11/05/2016 13:08
IL MESSAGGERO (S. CARINA) - A 90 minuti dalla fine del campionato, il déjà vu è già servito. Ancora una volta la stagione della Roma è costellata dai rimpianti. Quello che doveva essere si è trasformato in poteva e l’appuntamento con la vittoria è rimandato. A meno di miracoli targati Frosinone, a Trigoria peggiorano la posizione in classifica dell’anno precedente, proprio nella stagione che invece era iniziata con velleità di successi. L’acquisto di Dzeko che ricalcava nell’immaginario popolare quello di Batistuta nel 2000-01 e la partenza ad handicap della Juventus (-11 dopo 8 giornate) lasciavano trasparire nei diretti interessati (Baldissoni: «Attrezzati per vincere lo scudetto», 26 ottobre 2015; Sabatini: «Per lo scudetto ci siamo anche noi», 11 novembre 2015) propositi di vittoria. E invece la Roma ha dovuto fare i conti con la realtà: la polvere messa sotto il tappeto nella querelle tra Garcia e il club, i gravi errori di valutazione su Castan e Strootman, il mercato incompleto, hanno portato all’addio di Rudi (non esente da colpe). Tardivo ma pur sempre efficace. Bisogna infatti dare merito a Spalletti di essere riuscito in un piccolo miracolo: più che recuperare i 5 punti all’Inter o i 4 alla Fiorentina e giocarsi la possibilità (a questo punto remota) del secondo posto, al tecnico è riuscito il capolavoro di trasformare un gruppo spento nelle gambe e nella testa in una squadra.
MODUS OPERANDI DISCUTIBILE È Lucio quindi l’unico che può sorridere. Per gli altri serve una profonda riflessione. Al netto di quello che accadrà con Sabatini che non perde occasione per ribadire come non riesca «a guardare oltre il 30 giugno», domenica Spalletti è stato chiaro: «Chi vuole andare via, deve andare via». L’augurio, però, è che non si assista all’ennesima rivoluzione. La partenza non invita all’ottimismo: già il portiere (Alisson) e il terzino sinistro (Digne non sarà riscattato) saranno diversi. Stravolgimenti che in questi anni hanno fatto bene alle casse del club, meno alla squadra.

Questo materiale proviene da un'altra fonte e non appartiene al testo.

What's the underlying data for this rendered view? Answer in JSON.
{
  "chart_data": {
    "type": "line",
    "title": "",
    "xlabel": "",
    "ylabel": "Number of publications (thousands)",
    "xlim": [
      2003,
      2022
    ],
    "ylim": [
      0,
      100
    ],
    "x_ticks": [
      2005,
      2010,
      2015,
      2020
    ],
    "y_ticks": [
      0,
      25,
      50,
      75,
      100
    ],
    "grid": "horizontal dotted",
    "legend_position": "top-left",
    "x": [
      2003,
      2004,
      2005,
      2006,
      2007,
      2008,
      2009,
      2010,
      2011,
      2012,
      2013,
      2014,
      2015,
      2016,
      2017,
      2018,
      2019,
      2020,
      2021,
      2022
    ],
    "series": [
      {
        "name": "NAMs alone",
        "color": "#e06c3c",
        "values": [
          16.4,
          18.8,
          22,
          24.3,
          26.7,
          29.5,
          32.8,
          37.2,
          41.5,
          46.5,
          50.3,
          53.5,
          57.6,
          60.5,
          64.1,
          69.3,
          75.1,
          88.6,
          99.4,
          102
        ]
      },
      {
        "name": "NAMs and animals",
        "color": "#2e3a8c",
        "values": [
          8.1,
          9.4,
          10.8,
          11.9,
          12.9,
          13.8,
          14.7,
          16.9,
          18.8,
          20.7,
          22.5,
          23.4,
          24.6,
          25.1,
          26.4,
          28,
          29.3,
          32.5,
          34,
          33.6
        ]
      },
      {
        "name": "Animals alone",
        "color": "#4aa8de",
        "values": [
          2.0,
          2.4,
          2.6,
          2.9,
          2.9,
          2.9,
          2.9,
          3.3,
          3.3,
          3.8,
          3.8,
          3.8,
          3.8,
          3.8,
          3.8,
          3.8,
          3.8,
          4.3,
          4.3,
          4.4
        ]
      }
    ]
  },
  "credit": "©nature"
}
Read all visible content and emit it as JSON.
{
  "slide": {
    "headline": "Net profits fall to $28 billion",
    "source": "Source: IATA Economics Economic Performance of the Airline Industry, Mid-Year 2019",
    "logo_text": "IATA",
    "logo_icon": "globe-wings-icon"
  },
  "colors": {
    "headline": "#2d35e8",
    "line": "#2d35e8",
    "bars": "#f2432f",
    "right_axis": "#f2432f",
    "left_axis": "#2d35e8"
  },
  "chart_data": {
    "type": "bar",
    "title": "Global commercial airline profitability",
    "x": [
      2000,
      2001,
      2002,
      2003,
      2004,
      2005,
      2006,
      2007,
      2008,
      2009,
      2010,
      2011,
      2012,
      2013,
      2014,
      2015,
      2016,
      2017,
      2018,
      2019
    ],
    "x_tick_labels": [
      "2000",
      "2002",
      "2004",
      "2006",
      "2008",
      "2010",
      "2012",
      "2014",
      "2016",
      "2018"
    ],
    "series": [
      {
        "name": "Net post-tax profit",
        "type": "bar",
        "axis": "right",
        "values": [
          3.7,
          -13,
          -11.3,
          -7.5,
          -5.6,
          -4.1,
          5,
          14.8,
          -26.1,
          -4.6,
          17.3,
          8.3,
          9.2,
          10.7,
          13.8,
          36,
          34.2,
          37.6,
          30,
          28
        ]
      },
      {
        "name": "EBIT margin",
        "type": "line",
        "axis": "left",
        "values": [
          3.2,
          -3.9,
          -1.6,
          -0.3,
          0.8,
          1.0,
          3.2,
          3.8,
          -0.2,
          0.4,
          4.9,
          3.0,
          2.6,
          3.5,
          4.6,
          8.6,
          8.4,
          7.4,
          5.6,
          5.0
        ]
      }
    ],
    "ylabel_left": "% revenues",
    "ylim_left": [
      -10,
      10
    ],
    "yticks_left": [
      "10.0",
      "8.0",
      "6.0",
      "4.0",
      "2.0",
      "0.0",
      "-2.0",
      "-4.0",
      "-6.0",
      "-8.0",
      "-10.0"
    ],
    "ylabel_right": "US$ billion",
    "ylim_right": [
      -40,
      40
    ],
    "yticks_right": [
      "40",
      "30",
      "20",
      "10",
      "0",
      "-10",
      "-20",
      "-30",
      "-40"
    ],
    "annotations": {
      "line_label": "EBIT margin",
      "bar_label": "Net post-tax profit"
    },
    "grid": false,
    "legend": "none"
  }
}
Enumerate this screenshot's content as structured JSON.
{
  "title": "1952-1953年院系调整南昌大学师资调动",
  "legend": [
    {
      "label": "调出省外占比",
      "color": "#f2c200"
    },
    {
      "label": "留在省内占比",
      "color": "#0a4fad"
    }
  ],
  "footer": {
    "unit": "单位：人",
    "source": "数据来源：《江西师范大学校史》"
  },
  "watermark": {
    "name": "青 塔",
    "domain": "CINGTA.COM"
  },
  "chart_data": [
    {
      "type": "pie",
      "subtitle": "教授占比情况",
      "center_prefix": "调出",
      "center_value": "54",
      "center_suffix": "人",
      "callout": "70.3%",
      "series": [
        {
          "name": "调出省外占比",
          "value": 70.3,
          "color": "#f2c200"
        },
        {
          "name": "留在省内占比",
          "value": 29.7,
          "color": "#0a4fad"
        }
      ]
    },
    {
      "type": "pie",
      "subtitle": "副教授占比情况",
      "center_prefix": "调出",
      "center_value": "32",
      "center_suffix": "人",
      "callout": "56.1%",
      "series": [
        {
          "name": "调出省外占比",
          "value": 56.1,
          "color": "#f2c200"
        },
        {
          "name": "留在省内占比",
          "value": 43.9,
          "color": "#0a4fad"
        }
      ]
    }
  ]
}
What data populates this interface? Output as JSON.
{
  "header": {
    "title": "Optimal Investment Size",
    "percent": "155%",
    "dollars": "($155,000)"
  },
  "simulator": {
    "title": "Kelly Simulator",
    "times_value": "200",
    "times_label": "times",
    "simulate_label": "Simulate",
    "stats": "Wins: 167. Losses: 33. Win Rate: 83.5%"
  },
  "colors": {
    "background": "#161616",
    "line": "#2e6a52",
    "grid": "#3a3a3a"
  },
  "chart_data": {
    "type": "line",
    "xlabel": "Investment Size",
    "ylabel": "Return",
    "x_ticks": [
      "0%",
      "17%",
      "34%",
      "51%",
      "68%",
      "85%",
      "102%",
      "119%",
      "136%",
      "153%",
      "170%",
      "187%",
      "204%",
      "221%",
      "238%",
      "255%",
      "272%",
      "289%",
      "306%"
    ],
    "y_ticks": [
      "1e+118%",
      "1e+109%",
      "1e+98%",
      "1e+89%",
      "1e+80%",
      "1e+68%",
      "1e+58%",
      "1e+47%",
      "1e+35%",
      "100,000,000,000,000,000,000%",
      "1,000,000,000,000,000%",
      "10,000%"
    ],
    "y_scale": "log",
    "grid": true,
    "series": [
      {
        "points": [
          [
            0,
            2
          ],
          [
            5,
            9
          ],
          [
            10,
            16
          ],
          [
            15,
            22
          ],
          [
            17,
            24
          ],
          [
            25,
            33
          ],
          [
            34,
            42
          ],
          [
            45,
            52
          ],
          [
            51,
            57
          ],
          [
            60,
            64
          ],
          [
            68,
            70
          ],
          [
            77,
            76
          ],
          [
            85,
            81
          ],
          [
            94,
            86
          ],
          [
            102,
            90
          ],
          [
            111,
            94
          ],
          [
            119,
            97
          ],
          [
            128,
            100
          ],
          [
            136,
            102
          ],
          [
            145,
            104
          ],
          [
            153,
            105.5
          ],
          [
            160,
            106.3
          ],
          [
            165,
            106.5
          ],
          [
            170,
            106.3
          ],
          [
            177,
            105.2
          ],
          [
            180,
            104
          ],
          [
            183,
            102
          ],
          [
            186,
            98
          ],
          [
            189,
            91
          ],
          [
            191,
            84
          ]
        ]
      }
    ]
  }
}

Perché il problema paradossalmente non è cedere e poi ricomprare (lo fanno in tanti) ma rivoluzionare ogni anno l’undici titolare. Quello sceso in campo contro il Chievo (Szczesny, Florenzi, Manolas, Ruediger, Digne, Nainggolan, De Rossi, Pjanic, El Shaarawy, Perotti, Salah) presentava 6 calciatori diversi rispetto a quello della stagione 2014-15 (grafico a fianco, ndc). Sette se si considera la posizione di Florenzi. Un caso? No, una routine. Confrontando in questi 5 anni le formazioni titolari con quelle della stagione precedente, si noterà che quando la Roma ha cambiato meno, ha inserito minimo 5 calciatori nuovi. Tradotto: mezza squadra. È accaduto tra il primo Rudi e il Garcia 2.0 (Torosidis, Manolas, Yanga Mbiwa/Astori, Holebas, Nainggolan). Tra Zeman e il primo Rudi (De Sanctis, Maicon, Benatia, Strootman e Gervinho). E tra Luis Enrique e Zeman (Goicoechea, Piris, Marquinhos, Castan, Balzaretti, Bradley/Tachtsidis e Florenzi).
RINCORSA VANA Non è però così che si costruiscono le squadre vincenti. La Juventus lo dimostra. Tolta questa stagione dove ha ringiovanito la rosa (e ha comunque rivinto), negli anni precedenti si è limitata ad inserire un paio di elementi di qualità nell’undici-base. Il contrario della Roma che ha sempre rivoluzionato almeno un reparto. E così facendo si partecipa ma non si compete sino alla fine. I risultati lo confermano: le 2 volte che i giallorossi sono arrivati secondi lo hanno fatto a distanze siderali (17 punti). E quest’anno, a meno di sorprese, scivolano al terzo posto. Far finta di nulla e accontentarsi, significherebbe nascondere la testa sotto la sabbia.